Together, the two projects will avoid the generation of 6,500 tons of carbon dioxide over the next two years, according to staff estimates. A tentative project schedule calls for the first to be online next September.
The math pencils out for Nick Schiavo, Housing and Community Development Department director, who notes that the city typically gets low-interest returns on its reserve accounts.
Lending money to the local company that will be repaid at a higher interest rate is a good deal, he said, especially in light of the idea that it also saves about $3,000 the first year on energy bills. With electricity costs expected to increase, those savings could multiply, Schiavo said.
Another solar panel project at a city facility could have an entirely different funding plan.

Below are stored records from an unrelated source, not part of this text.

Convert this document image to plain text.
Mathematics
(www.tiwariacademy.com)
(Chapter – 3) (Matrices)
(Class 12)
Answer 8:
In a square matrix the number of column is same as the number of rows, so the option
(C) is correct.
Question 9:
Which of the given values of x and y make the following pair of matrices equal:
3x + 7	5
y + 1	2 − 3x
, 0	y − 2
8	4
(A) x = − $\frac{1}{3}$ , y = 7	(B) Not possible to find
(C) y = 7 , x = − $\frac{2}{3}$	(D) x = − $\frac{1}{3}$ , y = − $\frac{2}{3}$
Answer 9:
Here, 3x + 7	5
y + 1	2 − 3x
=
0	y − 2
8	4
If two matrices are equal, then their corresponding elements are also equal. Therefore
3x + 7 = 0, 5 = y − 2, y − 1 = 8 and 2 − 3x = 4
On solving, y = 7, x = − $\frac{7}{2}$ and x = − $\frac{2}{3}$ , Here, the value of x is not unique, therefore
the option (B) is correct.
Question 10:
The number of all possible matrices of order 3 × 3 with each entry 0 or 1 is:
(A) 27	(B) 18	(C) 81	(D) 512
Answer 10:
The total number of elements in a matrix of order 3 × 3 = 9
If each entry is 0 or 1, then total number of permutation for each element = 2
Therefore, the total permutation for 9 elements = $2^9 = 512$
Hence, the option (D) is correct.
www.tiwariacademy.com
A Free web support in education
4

New Energy Economy, a nonprofit based in Santa Fe, is trying to raise $40,000 in cash to front half the cost of a small photovoltaic system for Fire Station 3 on Cerrillos Road near Ashbaugh Park.

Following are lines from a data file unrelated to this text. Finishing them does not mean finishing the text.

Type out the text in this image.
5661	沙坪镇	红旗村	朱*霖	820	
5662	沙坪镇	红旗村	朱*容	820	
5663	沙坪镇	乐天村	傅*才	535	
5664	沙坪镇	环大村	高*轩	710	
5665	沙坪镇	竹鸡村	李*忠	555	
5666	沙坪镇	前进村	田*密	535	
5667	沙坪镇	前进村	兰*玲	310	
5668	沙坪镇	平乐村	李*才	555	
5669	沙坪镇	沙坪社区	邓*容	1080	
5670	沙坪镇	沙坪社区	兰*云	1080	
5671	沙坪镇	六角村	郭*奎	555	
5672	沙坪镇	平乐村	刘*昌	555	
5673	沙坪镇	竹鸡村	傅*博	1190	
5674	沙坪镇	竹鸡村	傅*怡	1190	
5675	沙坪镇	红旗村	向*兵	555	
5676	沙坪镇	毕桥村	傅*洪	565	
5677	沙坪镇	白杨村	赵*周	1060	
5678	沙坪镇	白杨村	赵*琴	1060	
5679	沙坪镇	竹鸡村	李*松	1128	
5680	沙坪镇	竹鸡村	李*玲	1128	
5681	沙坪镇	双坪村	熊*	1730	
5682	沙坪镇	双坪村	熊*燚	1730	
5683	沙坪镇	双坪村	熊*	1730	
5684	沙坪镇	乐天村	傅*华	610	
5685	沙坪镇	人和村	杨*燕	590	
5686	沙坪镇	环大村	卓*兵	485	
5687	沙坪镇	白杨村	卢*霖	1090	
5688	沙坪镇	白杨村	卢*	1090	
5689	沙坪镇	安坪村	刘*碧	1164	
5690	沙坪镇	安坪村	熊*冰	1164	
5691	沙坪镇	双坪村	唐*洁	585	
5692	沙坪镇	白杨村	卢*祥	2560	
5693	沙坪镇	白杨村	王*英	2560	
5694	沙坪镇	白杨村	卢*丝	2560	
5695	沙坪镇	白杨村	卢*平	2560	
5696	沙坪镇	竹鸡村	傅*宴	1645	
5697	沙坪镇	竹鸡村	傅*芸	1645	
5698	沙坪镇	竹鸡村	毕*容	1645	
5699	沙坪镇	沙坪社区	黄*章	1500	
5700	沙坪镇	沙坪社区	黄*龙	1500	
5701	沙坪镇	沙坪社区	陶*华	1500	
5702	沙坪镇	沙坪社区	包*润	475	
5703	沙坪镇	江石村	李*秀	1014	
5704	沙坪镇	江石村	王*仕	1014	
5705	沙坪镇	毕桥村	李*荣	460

“PNM has had success with their [public relations] that frames solar as too expensive and not reliable,” said nonprofit director Mariel Nanasi, “so we thought the best way to show that that’s not true it to really promote these projects.”
New Energy Economy raised $55,000 to put in photovoltaic panels at a Chapter House in Navajo Nation this spring, and even without a hard launch of its Santa Fe project has already collected some money and promises for support, she said.
Having the highly visible location at a firehouse on the city’s main drag means lots of locals will understand the big picture, she said.
“It makes the link between the epic wildfires that we saw and the climate change that we are experiencing and what is possible,” she said.
City Councilor Chris Calvert is planning to introduce a resolution before the City Council next week that will formalize the idea that if the group raises the money, the city will pay the other half of the construction cost. Money is available in his department budget, Schiavo said, from nearly $75,000 in rebates the city earned for lighting retrofits in several facilities this year.
Calvert said he’s been a backer of the city’s solar projects because they make economic sense with fixed power costs and local job creation and also contribute to Santa Fe’s goals of reducing greenhouse gases. The north-side District 1 councilor said he’s never heard criticism from his constituents about the city’s solar projects, and expects that the idea of having the nonprofit chip in will be well received.
“I don’t have any problem with it if they want to ante up some money to further a goal that they share with us, that is fine with me. It just helps us get that many more projects done,” he said.